A53E-3263:
Examination of convective parameterization closures and their scale awareness using cloud-resolving model simulations

Friday, 19 December 2014
Suhas Ettammal1, Guang Jun Zhang2 and Rui Chen1, (1)Scripps Institute of Oceanography, La Jolla, CA, United States, (2)Scripps Institution of Oceanography, Center for Clouds Chemistry, La Jolla, CA, United States
Abstract:
Closure is the main component of a mass flux-based convective parameterization scheme and it determines the amount of convection under a given large-scale condition. In this study, we use cloud-resolving model output from simulations of both tropical and midlatitude convection to evaluate commonly used closures for a range of global climate model (GCM) horizontal resolutions, taking convective precipitation and mass flux at 600 hPa as measures for deep convection. To mimic different GCM horizontal resolutions, we use high resolution CRM data to create domain averages representing GCM horizontal resolutions of 128 km, 64 km, 32 km, 16 km, 8 km and 4 km.
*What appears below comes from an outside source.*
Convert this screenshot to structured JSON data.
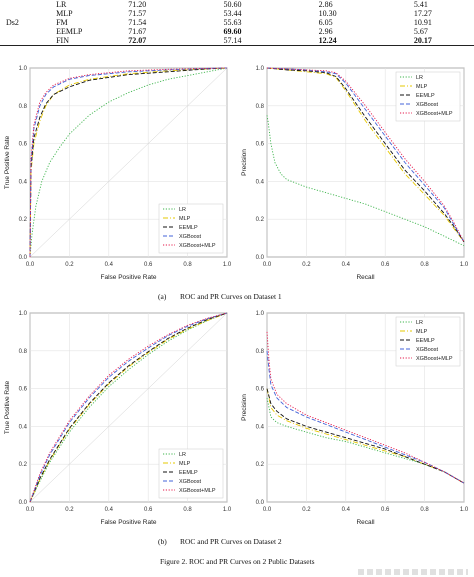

Lead-lag correlation analysis shows that except moisture convergence and turbulent kinetic energy (TKE), none of the other closure variables evaluated in this study show any relationship with convection for the six subdomain sizes. It is found that the correlation between moisture convergence and convective precipitation is largest when moisture convergence leads convection. This correlation weakens as the subdomain size decreases to 8 km or smaller. Although convective precipitation and mass flux increase with moisture convergence, as the subdomain size increases the rate at which they increase becomes smaller. This suggests that moisture convergence-based closure should scale down the predicted mass flux for given moisture convergence as GCM resolution increases. Lead-lag correlation and composite analysis show that TKE is largely a result of convection and therefore its use in a closure variable is not supported.